Once the yeast is bubbly, add the oil and flour and then turn on the mixer (with dough hook) and let it go until it all comes together. Now, I have a smaller mixer, and its too small to knead that much dough with the hook. So I floured the counter, dumped it out and set a timer for 8 minutes and kneaded. This requires me to stand on a stool because I’m a little too short otherwise.
Knead, grease the inside of a large bowl, and plop the dough in. You can turn to coat it, or just spray a little extra Pam on top. Then cover with plastic wrap or a damp towel. Leave it for an hour, or until it doubles in size.
I had to turn the oven on and leave the bowl on top because our kitchen wasn’t very warm, and that does help, but sometimes you may have to let it sit longer. (I didn’t do that, because I’m impatient.)

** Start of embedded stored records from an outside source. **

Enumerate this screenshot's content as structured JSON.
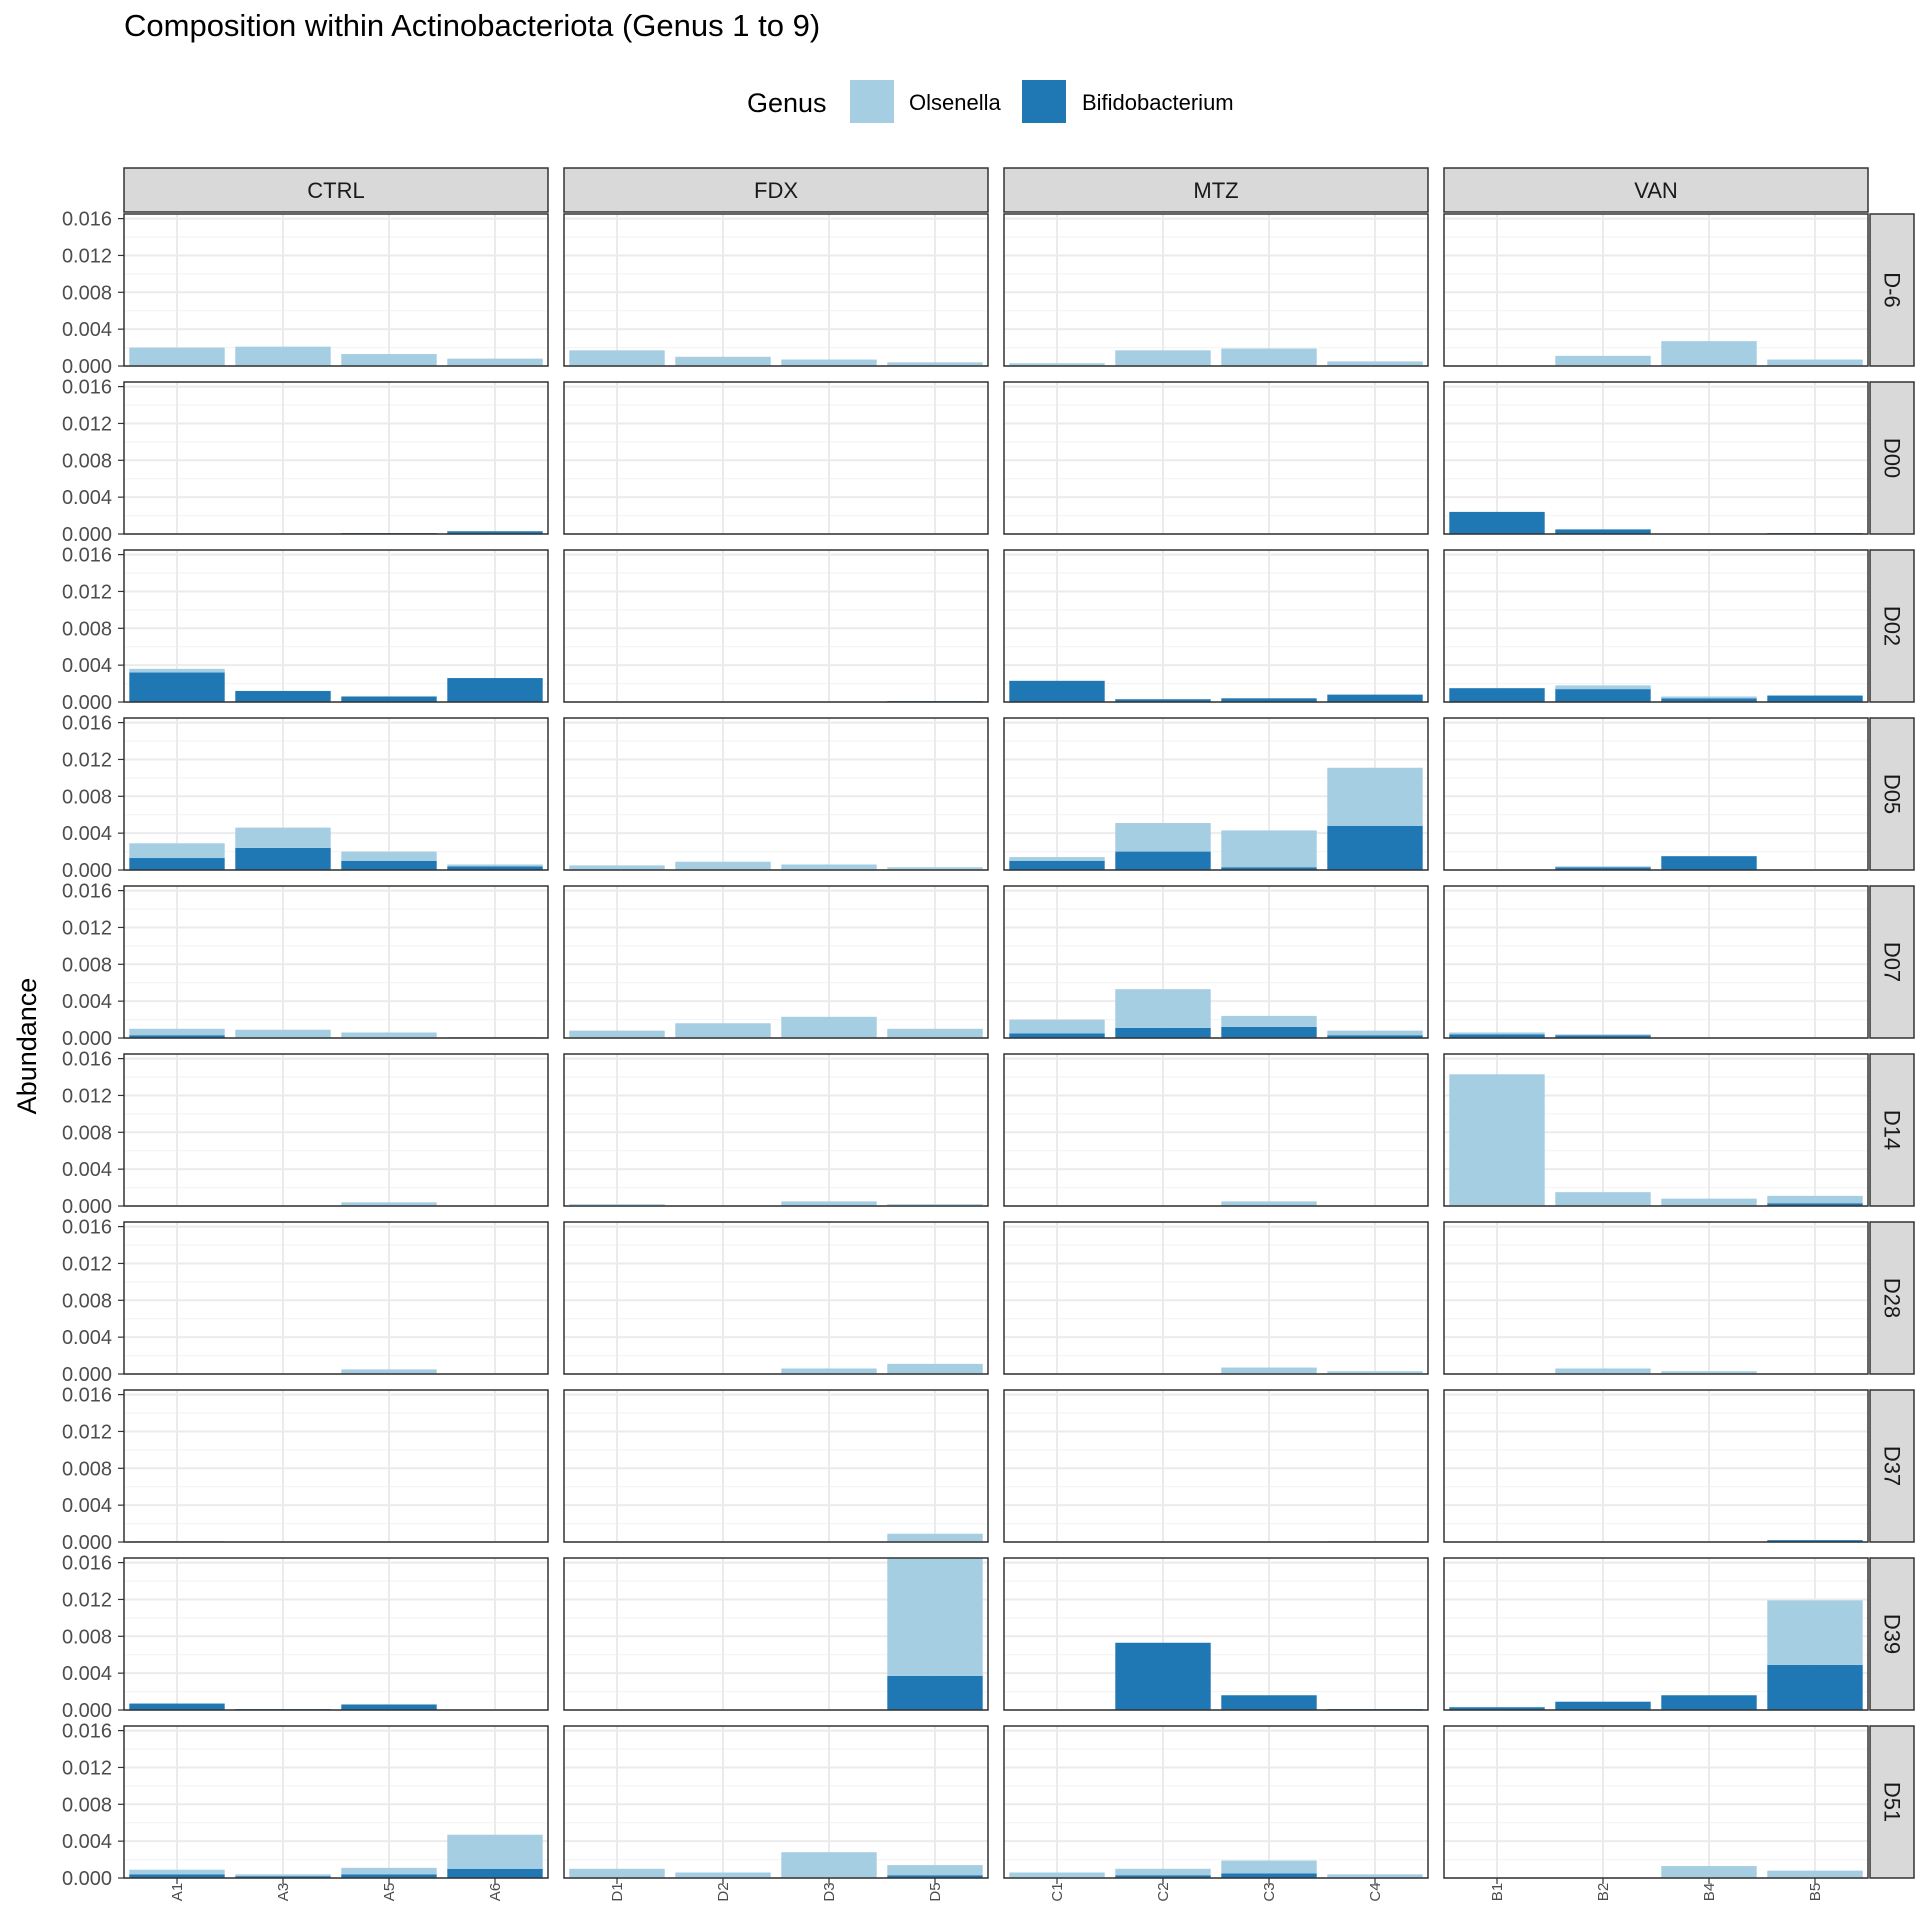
{
  "chart_data": {
    "type": "bar",
    "stacked": true,
    "title": "Composition within Actinobacteriota (Genus 1 to 9)",
    "ylabel": "Abundance",
    "xlabel": "",
    "legend": {
      "title": "Genus",
      "position": "top",
      "entries": [
        {
          "name": "Olsenella",
          "color": "#a6cee3"
        },
        {
          "name": "Bifidobacterium",
          "color": "#1f78b4"
        }
      ]
    },
    "ylim": [
      0,
      0.0165
    ],
    "yticks": [
      "0.000",
      "0.004",
      "0.008",
      "0.012",
      "0.016"
    ],
    "ytick_values": [
      0,
      0.004,
      0.008,
      0.012,
      0.016
    ],
    "grid": true,
    "facet_cols": [
      {
        "label": "CTRL",
        "samples": [
          "A1",
          "A3",
          "A5",
          "A6"
        ]
      },
      {
        "label": "FDX",
        "samples": [
          "D1",
          "D2",
          "D3",
          "D5"
        ]
      },
      {
        "label": "MTZ",
        "samples": [
          "C1",
          "C2",
          "C3",
          "C4"
        ]
      },
      {
        "label": "VAN",
        "samples": [
          "B1",
          "B2",
          "B4",
          "B5"
        ]
      }
    ],
    "facet_rows": [
      {
        "label": "D-6",
        "bifido": [
          [
            0,
            0,
            0,
            0
          ],
          [
            0,
            0,
            0,
            0
          ],
          [
            0,
            0,
            0,
            0
          ],
          [
            0,
            0,
            0,
            0
          ]
        ],
        "olsenella": [
          [
            0.002,
            0.0021,
            0.0013,
            0.0008
          ],
          [
            0.0017,
            0.001,
            0.0007,
            0.0004
          ],
          [
            0.0003,
            0.0017,
            0.0019,
            0.0005
          ],
          [
            0,
            0.0011,
            0.0027,
            0.0007
          ]
        ]
      },
      {
        "label": "D00",
        "bifido": [
          [
            0,
            0,
            0.0001,
            0.0003
          ],
          [
            0,
            0,
            0,
            0
          ],
          [
            0,
            0,
            0,
            0
          ],
          [
            0.0024,
            0.0005,
            0,
            0.0001
          ]
        ],
        "olsenella": [
          [
            0,
            0,
            0,
            0
          ],
          [
            0,
            0,
            0,
            0
          ],
          [
            0,
            0,
            0,
            0
          ],
          [
            0,
            0,
            0,
            0
          ]
        ]
      },
      {
        "label": "D02",
        "bifido": [
          [
            0.0032,
            0.0012,
            0.0006,
            0.0026
          ],
          [
            0,
            0,
            0,
            0.0001
          ],
          [
            0.0023,
            0.0003,
            0.0004,
            0.0008
          ],
          [
            0.0015,
            0.0014,
            0.0004,
            0.0007
          ]
        ],
        "olsenella": [
          [
            0.0004,
            0,
            0,
            0
          ],
          [
            0,
            0,
            0,
            0
          ],
          [
            0,
            0,
            0,
            0
          ],
          [
            0,
            0.0004,
            0.0002,
            0
          ]
        ]
      },
      {
        "label": "D05",
        "bifido": [
          [
            0.0013,
            0.0024,
            0.001,
            0.0004
          ],
          [
            0,
            0,
            0,
            0
          ],
          [
            0.001,
            0.002,
            0.0003,
            0.0048
          ],
          [
            0,
            0.0003,
            0.0015,
            0
          ]
        ],
        "olsenella": [
          [
            0.0016,
            0.0022,
            0.001,
            0.0002
          ],
          [
            0.0005,
            0.0009,
            0.0006,
            0.0003
          ],
          [
            0.0004,
            0.0031,
            0.004,
            0.0063
          ],
          [
            0,
            0.0001,
            0,
            0
          ]
        ]
      },
      {
        "label": "D07",
        "bifido": [
          [
            0.0003,
            0,
            0,
            0
          ],
          [
            0,
            0,
            0,
            0
          ],
          [
            0.0005,
            0.0011,
            0.0012,
            0.0003
          ],
          [
            0.0004,
            0.0003,
            0,
            0
          ]
        ],
        "olsenella": [
          [
            0.0007,
            0.0009,
            0.0006,
            0.0001
          ],
          [
            0.0008,
            0.0016,
            0.0023,
            0.001
          ],
          [
            0.0015,
            0.0042,
            0.0012,
            0.0005
          ],
          [
            0.0002,
            0.0001,
            0,
            0
          ]
        ]
      },
      {
        "label": "D14",
        "bifido": [
          [
            0,
            0,
            0,
            0
          ],
          [
            0,
            0,
            0,
            0
          ],
          [
            0,
            0,
            0,
            0
          ],
          [
            0,
            0,
            0,
            0.0003
          ]
        ],
        "olsenella": [
          [
            0,
            0,
            0.0004,
            0
          ],
          [
            0.0002,
            0,
            0.0005,
            0.0002
          ],
          [
            0,
            0,
            0.0005,
            0
          ],
          [
            0.0143,
            0.0015,
            0.0008,
            0.0008
          ]
        ]
      },
      {
        "label": "D28",
        "bifido": [
          [
            0,
            0,
            0,
            0
          ],
          [
            0,
            0,
            0,
            0
          ],
          [
            0,
            0,
            0,
            0
          ],
          [
            0,
            0,
            0,
            0
          ]
        ],
        "olsenella": [
          [
            0,
            0,
            0.0005,
            0
          ],
          [
            0,
            0,
            0.0006,
            0.0011
          ],
          [
            0,
            0,
            0.0007,
            0.0003
          ],
          [
            0,
            0.0006,
            0.0003,
            0
          ]
        ]
      },
      {
        "label": "D37",
        "bifido": [
          [
            0,
            0,
            0,
            0
          ],
          [
            0,
            0,
            0,
            0
          ],
          [
            0,
            0,
            0,
            0
          ],
          [
            0,
            0,
            0,
            0.0002
          ]
        ],
        "olsenella": [
          [
            0.0001,
            0,
            0,
            0
          ],
          [
            0,
            0,
            0,
            0.0009
          ],
          [
            0,
            0,
            0,
            0.0001
          ],
          [
            0,
            0,
            0,
            0
          ]
        ]
      },
      {
        "label": "D39",
        "bifido": [
          [
            0.0007,
            0.0001,
            0.0006,
            0
          ],
          [
            0,
            0,
            0,
            0.0037
          ],
          [
            0,
            0.0073,
            0.0016,
            0.0001
          ],
          [
            0.0003,
            0.0009,
            0.0016,
            0.0049
          ]
        ],
        "olsenella": [
          [
            0,
            0,
            0,
            0
          ],
          [
            0,
            0,
            0,
            0.0128
          ],
          [
            0,
            0,
            0,
            0
          ],
          [
            0,
            0,
            0,
            0.007
          ]
        ]
      },
      {
        "label": "D51",
        "bifido": [
          [
            0.0004,
            0.0002,
            0.0004,
            0.001
          ],
          [
            0,
            0,
            0,
            0.0003
          ],
          [
            0,
            0.0003,
            0.0005,
            0
          ],
          [
            0,
            0,
            0,
            0
          ]
        ],
        "olsenella": [
          [
            0.0005,
            0.0002,
            0.0007,
            0.0037
          ],
          [
            0.001,
            0.0006,
            0.0028,
            0.0011
          ],
          [
            0.0006,
            0.0007,
            0.0014,
            0.0004
          ],
          [
            0,
            0,
            0.0013,
            0.0008
          ]
        ]
      }
    ]
  }
}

Once its risen, punch it down, flour the counter again and dump it out. You then cut it in half and flatten into rectangles and roll up and pinch the seams together before putting it in a greased loaf pan, seam side down. Cover and let rise again until double, 30-50 minutes. For the Pullman pan, you also grease the lid and let it rise with the lid on.
I adjusted this because the Pullman pan takes a bit more dough, and you could make this into rolls if you wanted to, just cut it into same size chunks and roll in your hands, before placing in a 9 x 13 pan to rise.
Preheat the oven to 350°F, and when the loaves are risen, bake for 25-30 minutes. The Pullman loaf I baked an extra five minutes.
You’re supposed to let it rest for a few after this, but I’m not very good at that. But if you have more self control around fresh bread, let them cool in the pans 1o minutes, then cool on a rack another 10.
But seriously, who does that?
- 1 c warm water
- 1 c warm milk
- 2 tablespoon yeast
- 1 1/2 t salt
- 1/4 c vegetable oil or melted butter
- 6 c flour (bread or AP)
- Mix water, milk, yeast, and sugar in the bowl of your mixer (with dough hook) briefly. Let sit for 10 minutes.
- Add oil, salt, and flour and mix until combined.
- Turn out onto floured surface and knead 10 minutes.
- Place dough in greased bowl, turning to coat. Cover with plastic wrap or damp towel and let rise until double (1 hr).
- Take dough out and place on floured surface. Cut in half and form each half into a rectangle. Roll up and place in greased loaf pan, seam side down. cover and let rise until double, 30 min to 1 hr.
- Preheat oven to 350°F and bake bread for 25-30 minutes. Brush tops with butter when it comes out of the oven, if desired.
- Place ingredients into machine according to manufacturers directions. (Mine requires all liquids go in first)
- Set for “dough” only and turn on machine.
- I stop mine after the first knead and rise cycle and pull the dough out, shaping into rectangles, rolling up and placing in pans for the second rise.
- Bake as per the regular directions.